Policja ewakuowała największy obóz migrantów w regionie paryskim

Obozowisko imigrantów koło Stade de France Fot. screen Twitter
REKLAMA

Ten podparyski obóz pojawił się w sierpniu tego roku, niedługo po rozebraniu podobnego koczowiska w pobliskim Aubervilliers. Liczy ponad 2000 mieszkańców. Francuska policja przeprowadziła jego rozbiórkę i ewakuację mieszkańców we wtorek 17 listopada. Akcja zaczeła się o godzinie 4 rano.

Było to obecnie największe obozowisko migrantów w Ile-de-France. Zapewne teraz odrodzi się w kolejnym miejscu, ale na pewien czas problemu się pozbędą przynajmniej w tej okolicy. Na miejscu trwał jeszcze demontaż około 700 namiotów.

Akcja policji przebiegła spokojnie, chociaż na terenie obozu odnotowano kilka wybuchów pożarów. Mieszkańców koczowiska ewakuowano do hoteli i szkolnych sal gimnastycznych. Będą najpierw przetestowani na Covid-19.

REKLAMA

Prefekt policji z Paryża Didier Lallement mówił, że takie „obozy są nie do przyjęcia”. Powoływał się na humanitaryzm, ale wskazał także, że takie koczowiska generują „przestępczość, która realnie utrudnia życie mieszkańców okolicy”. Minister spraw wewnętrznych Gérald Darmanin wsparł likwidację obozu na Twitterze.

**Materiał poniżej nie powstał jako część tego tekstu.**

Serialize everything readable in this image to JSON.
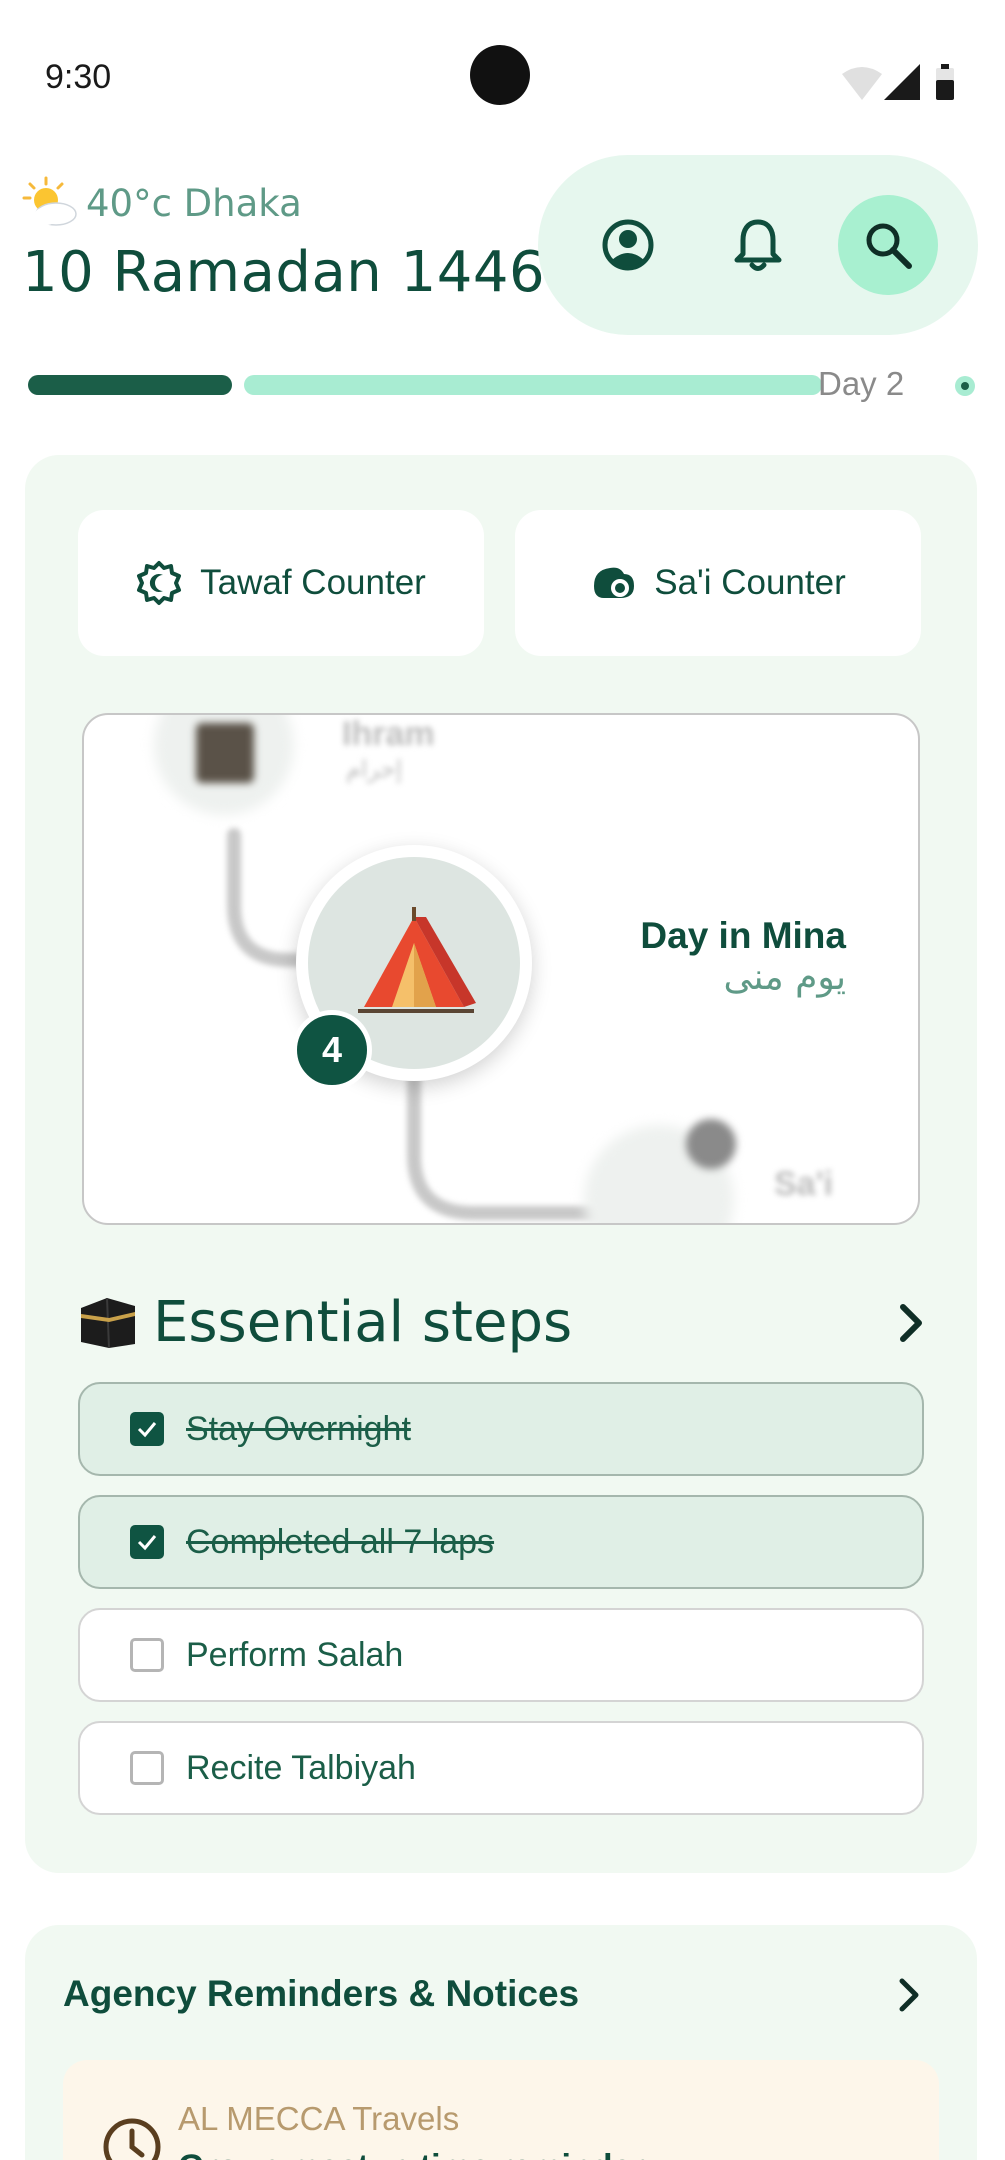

Obóz zlokalizowany pod zjazdem z autostrady A1, znajdował się w pobliżu Stade de France. Jego założycielami byli migranci wyrzuceni wcześniej z Aubervilliers, gdzie mieszkało 1,5 tys. ludzi. Według danych stowarzyszenia France Terre Asile zajmującego się migrantami, w Saint Denis mieszkało teraz 2400 migrantów. Byli to głównie Afgańczycy, ale także Somalijczycy, Sudańczycy i Etiopczycy. Przede wszystkim samotni mężczyźni.

To miejsce jest „naprawdę najgorszym obozowiskiem, jakie widzieliśmy od kilku lat” – mówiła Alix Geoffroy, urzędniczka z Centrum pomocy osobom ubiegającym się o azyl i uchodźców (Cedre). Ona też nie miała wątpliwości, że następny obóz powstanie po prostu „jeszcze dalej od Paryża, daleko na przedmieściach i będzie trudniejszy do opieki i jeszcze bardziej uciążliwy”.

Przeciw likwidacji dzikich obozowisk migrantów wystąpiło około trzydziestu stowarzyszeń i kolektywów humanitarnych, od lewackich po katolickie i protestanckie (Cimade, Secours catholique, Solidarité Migrants Wilson, itp.). Skrytykowały one „niekończący się i destrukcyjny cykl”: „od pięciu lat ewakuacje się powtarzają, ze względu na dysfunkcje systemu noclegowego”. Dodano, że akcje policji są i tak nieskuteczne i prowadzą tylko do czasowego rozpraszania migrantów.

Są to osoby ubiegające się o azyl, co trwa dość długo ze względu na opóźnione procedury, ale przede wszystkim nielegalni migranci, którzy szans na uregulowanie pobytu raczej nie mają, nie mają yeż prawa do pobytu w schroniskach azylowych i nie zamierzają Francji opuszczać.